In my humble opinion, WHO CARES?!?!?!?!? A pain scale is subjective information. When medical staff holds out that card to rate your pain, they ask where YOU rate your pain. Explaining 0 is no pain at all while 10 is the most intolerable pain imaginable. We (the patients) rate our pain based on our previous experiences with pain. I can tell you with 100% certainty that before RSD, my definition of an 8 is probably what I consider a 2 now. It is also impossible to compare my pain to your pain or anyone else’s pain. The pain scale is subjective. According to the dictionary the definition of subjective is 1. existing in the mind; belonging to the thinking subject rather than to the object of thought. Let’s make this clear; the pain is a real and the scale on which we rate that pain is what is subjective. Therefore, the ratings are based on the memories of the person rating it. Regardless, if my pain rating is 10 your rating may give that same level of pain a 5 on your scale. For a person to rate their pain a 10 means that they are coping the same as anyone else rating their pain at 10 (in each instance these people feel that it is their worst imaginable pain). Most importantly, standing together to help each other cope with pain remains our goal in the RSD community! Stand by each other in unity!

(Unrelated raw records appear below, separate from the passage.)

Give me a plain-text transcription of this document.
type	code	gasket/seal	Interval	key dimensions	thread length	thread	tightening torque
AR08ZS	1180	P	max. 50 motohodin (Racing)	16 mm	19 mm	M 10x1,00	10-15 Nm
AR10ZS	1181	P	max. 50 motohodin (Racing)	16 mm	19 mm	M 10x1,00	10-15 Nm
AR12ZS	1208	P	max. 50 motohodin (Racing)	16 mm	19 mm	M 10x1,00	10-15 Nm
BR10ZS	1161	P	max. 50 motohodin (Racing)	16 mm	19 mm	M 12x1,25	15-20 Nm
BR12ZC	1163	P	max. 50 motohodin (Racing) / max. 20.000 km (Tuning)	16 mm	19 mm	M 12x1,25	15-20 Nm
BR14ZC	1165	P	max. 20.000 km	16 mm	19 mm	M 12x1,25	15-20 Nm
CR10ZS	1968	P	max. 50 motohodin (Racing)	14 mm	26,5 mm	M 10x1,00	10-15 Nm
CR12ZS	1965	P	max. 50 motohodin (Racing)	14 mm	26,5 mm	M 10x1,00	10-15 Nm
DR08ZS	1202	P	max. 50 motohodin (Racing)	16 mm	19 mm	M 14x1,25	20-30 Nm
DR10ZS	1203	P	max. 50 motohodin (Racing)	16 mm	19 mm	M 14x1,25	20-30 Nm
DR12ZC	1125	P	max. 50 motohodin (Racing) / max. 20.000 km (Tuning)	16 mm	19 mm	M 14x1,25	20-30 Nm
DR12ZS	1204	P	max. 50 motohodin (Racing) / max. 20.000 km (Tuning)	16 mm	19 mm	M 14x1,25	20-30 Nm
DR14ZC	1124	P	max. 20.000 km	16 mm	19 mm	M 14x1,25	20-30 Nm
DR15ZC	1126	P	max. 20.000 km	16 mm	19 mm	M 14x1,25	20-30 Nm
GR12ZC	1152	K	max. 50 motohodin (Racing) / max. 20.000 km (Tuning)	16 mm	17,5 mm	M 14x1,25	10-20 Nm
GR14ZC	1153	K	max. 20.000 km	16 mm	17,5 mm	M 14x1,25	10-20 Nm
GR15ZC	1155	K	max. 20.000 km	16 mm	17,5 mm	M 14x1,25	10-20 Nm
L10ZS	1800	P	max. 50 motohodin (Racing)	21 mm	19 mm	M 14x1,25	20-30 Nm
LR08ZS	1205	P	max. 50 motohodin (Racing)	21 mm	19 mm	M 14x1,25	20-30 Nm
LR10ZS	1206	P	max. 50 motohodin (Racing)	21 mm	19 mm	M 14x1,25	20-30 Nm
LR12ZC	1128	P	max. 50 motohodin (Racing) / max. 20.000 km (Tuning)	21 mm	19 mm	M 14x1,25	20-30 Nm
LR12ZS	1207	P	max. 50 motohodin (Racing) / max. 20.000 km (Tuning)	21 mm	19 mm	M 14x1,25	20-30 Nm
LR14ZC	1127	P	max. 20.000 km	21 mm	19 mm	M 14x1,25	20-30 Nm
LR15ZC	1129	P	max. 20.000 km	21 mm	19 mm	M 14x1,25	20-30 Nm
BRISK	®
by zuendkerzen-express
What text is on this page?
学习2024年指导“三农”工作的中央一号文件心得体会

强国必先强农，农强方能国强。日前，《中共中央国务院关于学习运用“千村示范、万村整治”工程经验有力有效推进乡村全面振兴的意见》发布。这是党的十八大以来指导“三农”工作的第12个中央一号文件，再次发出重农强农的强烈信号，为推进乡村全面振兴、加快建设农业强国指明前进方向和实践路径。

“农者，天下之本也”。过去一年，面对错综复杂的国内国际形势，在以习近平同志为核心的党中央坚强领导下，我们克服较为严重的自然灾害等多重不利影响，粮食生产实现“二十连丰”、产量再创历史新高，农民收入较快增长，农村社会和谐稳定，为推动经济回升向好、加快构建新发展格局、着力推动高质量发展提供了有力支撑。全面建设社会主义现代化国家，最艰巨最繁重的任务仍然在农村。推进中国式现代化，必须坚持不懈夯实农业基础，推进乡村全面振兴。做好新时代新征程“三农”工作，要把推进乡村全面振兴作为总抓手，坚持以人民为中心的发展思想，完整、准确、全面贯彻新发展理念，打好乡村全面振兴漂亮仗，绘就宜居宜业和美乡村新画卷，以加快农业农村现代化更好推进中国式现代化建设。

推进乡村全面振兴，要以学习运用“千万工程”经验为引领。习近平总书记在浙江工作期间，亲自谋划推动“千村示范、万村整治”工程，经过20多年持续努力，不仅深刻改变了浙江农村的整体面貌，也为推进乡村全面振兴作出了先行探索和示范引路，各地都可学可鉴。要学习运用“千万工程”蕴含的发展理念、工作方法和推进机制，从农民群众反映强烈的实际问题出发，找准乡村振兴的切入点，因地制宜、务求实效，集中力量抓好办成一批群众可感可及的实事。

Additionally, people post complaints about not getting support from other RSDers. I see harsh words exchanged complaining that some people are not carrying their own weight! As we all know, RSD affects the body’s ability to cope. I find it hard to understand how a fellow RSDer can accuse others of not “pulling their weight” or “moaning and whining and not being willing to do anything about it.” How can someone who experiences the extreme fatigue and pain throw accusations about others with no regard for what is happening in their life. Malicious words fly without the author even trying to put themselves in or even understand the situation of the fellow support group member, forgetting that this person too is afflicted with this monster! The support groups are there for that reason, SUPPORT. This malicious behavior tears members of different groups apart. We all have an illness, experience pain and isolation and try to cope with new limitations. We are the support and the ones who understand and commiserate. There are no excuses that condone treating your fellow RSDer badly. I will not give any more attention to these 2 year old temper tantrums!

The entire RSD community needs UNITY. There should be no concern of who gets credit. There should be no preference of where we start or who to start with. The united community needs to begin educating. Educate ANYONE who is willing to listen. Don’t waste your time on people who are ignorant and not willing to be open to the possibility of learning something new. Utilize your energy educating people both in the medical field as well as people you meet in everyday life. Surprisingly, this key person will take the information you give to inform masses of people you never imagined possible. If we selflessly educate for the right reasons, we will succeed! Let’s put away ulterior motives; educate everyone, we cannot exclude certain populations because that takes away from our united front. This means we need to educate about men, women, adults, children, every ethnicity, military and non-military. In the end, the information will get out to the people. WHY SHOULD ANYONE SUFFER! WOULD YOU REALLY WISH THE PAIN TO PERSIST IN ANYONE?!?!?

We all have our individual demons, trials and weaknesses. However, we also each have a strength! RSDers in unitt can use our strengths to further the cause. We will keep our individuality but still unite as one body! It is possible! Let’s show the world!